IOx uses the Rust, Apache Arrow, Apache Parquet and DataFusion projects, which we also contribute to heavily, and it was increasingly important that IOx’s object store interactions were efficient via DataFusion. As we investigated the alternatives, we hit the point where this required deeper integration with the object store.

We hope that this donation further accelerates the creation of high-quality analytic systems in Rust and can’t wait to see what the community builds with it! We especially hope that the alignment with Apache Arrow will permit an elegantly integrated experience with libraries that can easily and efficiently read arrow-compatible files, such as parquet, CSV and newline-delimited JSON, natively from local or remote object storage. For applications that desire SQL or other higher level query engine capabilities, check out Apache Arrow DataFusion.

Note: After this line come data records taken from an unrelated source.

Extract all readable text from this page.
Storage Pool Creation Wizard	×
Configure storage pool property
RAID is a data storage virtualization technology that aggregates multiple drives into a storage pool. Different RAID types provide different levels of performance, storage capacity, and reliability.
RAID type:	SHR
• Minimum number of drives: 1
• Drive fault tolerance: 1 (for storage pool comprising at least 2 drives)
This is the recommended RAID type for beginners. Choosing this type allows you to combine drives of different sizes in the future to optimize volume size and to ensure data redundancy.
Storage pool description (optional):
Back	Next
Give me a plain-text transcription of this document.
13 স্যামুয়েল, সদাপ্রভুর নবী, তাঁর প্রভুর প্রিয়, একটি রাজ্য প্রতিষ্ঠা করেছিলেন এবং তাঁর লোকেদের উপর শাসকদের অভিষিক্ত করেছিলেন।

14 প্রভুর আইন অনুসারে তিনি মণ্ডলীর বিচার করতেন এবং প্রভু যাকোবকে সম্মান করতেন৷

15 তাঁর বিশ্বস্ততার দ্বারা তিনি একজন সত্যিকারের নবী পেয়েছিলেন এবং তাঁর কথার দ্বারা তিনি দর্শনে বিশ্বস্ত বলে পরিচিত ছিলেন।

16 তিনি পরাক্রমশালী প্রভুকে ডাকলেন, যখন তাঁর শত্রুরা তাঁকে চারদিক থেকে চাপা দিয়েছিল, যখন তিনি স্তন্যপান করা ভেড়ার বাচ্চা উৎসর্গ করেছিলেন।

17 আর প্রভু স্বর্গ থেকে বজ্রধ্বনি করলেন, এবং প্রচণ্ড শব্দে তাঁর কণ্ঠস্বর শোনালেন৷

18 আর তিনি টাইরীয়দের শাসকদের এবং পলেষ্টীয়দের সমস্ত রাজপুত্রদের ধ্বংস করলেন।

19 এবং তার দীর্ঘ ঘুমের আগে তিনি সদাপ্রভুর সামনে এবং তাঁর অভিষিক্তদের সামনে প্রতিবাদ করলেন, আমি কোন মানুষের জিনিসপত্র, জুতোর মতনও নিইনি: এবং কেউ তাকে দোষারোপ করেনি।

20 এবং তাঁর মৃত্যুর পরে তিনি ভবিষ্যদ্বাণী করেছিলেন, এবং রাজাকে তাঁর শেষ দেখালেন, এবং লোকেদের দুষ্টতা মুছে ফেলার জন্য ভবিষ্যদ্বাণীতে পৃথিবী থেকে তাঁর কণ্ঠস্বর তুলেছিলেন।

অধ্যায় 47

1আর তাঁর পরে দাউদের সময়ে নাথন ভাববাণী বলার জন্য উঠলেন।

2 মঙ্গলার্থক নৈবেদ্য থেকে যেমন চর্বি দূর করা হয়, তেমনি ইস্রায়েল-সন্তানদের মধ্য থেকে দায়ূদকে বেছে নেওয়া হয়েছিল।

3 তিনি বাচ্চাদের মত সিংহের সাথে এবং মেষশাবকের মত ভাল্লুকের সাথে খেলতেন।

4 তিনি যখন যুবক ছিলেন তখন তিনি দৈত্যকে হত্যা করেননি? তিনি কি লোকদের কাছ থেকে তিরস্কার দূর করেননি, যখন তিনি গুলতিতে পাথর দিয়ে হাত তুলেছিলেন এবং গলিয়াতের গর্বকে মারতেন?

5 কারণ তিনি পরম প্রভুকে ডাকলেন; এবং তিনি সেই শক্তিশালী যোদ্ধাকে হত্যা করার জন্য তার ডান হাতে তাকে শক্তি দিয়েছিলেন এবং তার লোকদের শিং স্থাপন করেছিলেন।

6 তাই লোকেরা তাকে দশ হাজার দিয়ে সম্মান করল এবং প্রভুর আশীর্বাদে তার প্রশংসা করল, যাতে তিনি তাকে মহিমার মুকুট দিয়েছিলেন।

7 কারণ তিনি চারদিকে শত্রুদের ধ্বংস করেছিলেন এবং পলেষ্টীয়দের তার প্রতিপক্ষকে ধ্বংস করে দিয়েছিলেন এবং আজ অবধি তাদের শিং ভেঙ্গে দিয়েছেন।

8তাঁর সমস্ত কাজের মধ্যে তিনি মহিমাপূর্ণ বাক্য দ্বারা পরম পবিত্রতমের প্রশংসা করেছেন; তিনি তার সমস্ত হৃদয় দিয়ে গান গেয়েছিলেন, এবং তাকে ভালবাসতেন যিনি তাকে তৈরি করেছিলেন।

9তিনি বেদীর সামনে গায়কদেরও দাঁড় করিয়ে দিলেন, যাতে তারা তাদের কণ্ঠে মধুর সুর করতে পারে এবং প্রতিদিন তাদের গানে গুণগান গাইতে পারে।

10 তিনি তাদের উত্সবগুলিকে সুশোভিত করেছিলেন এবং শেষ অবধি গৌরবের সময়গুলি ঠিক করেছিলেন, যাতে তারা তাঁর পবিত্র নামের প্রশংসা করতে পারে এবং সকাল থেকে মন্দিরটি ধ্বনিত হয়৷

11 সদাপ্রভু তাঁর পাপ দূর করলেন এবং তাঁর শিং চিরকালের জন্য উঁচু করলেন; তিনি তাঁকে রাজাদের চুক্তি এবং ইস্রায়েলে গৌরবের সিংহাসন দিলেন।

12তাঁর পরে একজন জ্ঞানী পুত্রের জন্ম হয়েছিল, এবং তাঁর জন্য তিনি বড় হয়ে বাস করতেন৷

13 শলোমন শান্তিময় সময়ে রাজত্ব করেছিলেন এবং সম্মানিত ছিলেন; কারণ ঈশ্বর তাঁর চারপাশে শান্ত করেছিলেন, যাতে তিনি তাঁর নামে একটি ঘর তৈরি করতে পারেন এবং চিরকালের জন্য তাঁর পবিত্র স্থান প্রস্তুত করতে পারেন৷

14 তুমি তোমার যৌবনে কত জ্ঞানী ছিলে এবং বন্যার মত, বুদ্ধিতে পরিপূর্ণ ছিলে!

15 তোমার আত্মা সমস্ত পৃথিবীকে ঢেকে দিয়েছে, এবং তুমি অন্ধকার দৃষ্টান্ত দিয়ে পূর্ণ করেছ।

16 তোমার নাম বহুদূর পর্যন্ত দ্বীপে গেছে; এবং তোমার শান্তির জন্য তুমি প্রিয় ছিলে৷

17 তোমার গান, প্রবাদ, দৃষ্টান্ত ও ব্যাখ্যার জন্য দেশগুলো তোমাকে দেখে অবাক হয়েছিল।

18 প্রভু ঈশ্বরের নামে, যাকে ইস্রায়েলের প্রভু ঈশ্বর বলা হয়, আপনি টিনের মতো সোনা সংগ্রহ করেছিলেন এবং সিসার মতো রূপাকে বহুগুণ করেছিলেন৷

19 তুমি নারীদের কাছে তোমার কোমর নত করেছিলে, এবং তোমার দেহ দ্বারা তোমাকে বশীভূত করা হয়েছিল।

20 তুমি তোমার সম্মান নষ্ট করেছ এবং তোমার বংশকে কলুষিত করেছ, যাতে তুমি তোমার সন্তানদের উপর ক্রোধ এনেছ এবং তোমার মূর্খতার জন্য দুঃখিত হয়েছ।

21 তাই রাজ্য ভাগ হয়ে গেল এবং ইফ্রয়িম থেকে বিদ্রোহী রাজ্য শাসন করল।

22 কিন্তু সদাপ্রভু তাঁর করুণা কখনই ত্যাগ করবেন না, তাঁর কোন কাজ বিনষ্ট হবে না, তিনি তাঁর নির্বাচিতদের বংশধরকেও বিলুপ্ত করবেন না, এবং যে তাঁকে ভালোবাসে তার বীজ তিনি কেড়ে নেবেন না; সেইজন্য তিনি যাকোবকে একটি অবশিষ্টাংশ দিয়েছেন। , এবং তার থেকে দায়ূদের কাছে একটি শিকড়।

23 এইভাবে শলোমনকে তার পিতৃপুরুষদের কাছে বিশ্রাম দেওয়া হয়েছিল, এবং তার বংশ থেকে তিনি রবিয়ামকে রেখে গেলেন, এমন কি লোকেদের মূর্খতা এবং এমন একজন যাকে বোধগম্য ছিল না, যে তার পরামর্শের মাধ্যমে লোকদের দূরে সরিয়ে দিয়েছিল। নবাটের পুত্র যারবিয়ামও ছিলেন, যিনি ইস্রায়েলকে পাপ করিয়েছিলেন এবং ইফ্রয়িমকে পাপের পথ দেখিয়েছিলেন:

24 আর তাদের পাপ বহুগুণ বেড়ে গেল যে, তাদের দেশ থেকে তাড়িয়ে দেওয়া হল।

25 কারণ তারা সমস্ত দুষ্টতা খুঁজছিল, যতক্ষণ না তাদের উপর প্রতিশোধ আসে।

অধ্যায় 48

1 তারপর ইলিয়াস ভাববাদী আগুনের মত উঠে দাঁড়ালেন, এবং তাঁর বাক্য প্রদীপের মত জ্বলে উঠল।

You can see more about the donation, and its rationale in this GitHub issue and this one as well.

What’s next

In the near term, we plan better integration with the parquet crate. In particular the async parquet reader has been explicitly developed with a generic object_store crate in mind. It currently supports projection, and row-group level predicate pushdown to minimize the data fetched from object storage, and support for page and row-level predicate pushdown is likely to land in the next release slated for the 22nd August 2022.

We also expect to continue to improve the integration with Apache Arrow DataFusion, ensuring it provides best in class support for querying data from object storage, efficiently decoupling IO from CPU-bound work, and making the most efficient use of modern multicore processors.

Finally there is an ongoing effort to move away from depending on large SDKs such as rusoto, and the Azure SDK for Rust. Whilst they have served us well, moving away from them will significantly reduce the dependency burden, simplify the implementation, and further improve consistency across the various implementations.

Join the community

We think a thriving community drives everyone forward. We encourage you to check out the crate, and lend us a hand! Try it out in your project and let us know how it goes, or find us on github here. There is a list of good open items for new comers here.

Kudos

Thank you to Raphael Taylor-Davies, Paul Dix, Nga Tran, and Marco Neumann who reviewed early versions of this document and contributed many improvements.